MYANMAR: Ordensfrau rettet Demonstranten

Eine katholische Ordensfrau ging in der Stadt Myitkyina, der Hauptstadt des Bundesstaates Kachin im Norden von Mynamar, auf die Straße und bat die Sicherheitskräfte, keine jungen Demonstranten zu erschießen, die friedlich protestieren.

Schwester Ann Nu Thawng wurde damit zur Heldin des 28. Februar, der durch das harte Vorgehen der birmanischen Polizei gekennzeichnet war, die nach UNO-Angaben 18 Menschen bei Demonstrationen tötete und über 30 Personen Verletzungen zufügte.

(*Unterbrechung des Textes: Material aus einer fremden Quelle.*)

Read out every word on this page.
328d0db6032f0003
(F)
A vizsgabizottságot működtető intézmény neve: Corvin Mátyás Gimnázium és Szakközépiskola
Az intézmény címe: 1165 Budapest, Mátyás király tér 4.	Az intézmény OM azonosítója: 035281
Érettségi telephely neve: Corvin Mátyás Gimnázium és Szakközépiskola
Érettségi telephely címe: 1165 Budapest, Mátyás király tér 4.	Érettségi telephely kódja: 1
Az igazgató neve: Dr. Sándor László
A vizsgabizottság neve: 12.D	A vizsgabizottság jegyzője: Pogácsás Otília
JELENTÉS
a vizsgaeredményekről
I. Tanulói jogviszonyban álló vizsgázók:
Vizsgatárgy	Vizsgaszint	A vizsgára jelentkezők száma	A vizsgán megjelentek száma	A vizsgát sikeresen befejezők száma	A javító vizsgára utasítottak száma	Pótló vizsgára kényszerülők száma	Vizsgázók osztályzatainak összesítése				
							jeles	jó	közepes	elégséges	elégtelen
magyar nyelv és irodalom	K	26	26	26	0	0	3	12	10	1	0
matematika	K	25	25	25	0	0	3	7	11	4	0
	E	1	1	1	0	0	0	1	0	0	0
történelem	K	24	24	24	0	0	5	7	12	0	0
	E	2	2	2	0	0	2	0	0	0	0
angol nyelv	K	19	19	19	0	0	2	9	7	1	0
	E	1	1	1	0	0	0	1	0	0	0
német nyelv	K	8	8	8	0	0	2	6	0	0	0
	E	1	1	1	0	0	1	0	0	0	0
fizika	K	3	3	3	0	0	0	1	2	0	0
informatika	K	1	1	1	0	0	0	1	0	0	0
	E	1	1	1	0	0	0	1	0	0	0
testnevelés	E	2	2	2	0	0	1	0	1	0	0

„In der Region Myitkyina waren die Demonstrationen bisher immer friedlich und ohne Zwischenfälle. Aber gestern drohten Ausschreitungen zu einer Zuspitzung der Situation zu führen“, so der Katholik Joseph Kung Za Hmung, Herausgeber des „Gloria News Journal“. Er fügte hinzu:

„Das Vorgehen der Ordensfrau und die Reaktion der Polizei, die, als sie die Nonne sah, aufhörte, überraschte viele von uns. Schwester Ann ist heute ein Vorbild für die Vertreter der Kirche: Bischöfe und Priester sind aufgerufen, ihre Komfortzonen zu verlassen und sich ein Beispiel an ihrem Mut zu nehmen“.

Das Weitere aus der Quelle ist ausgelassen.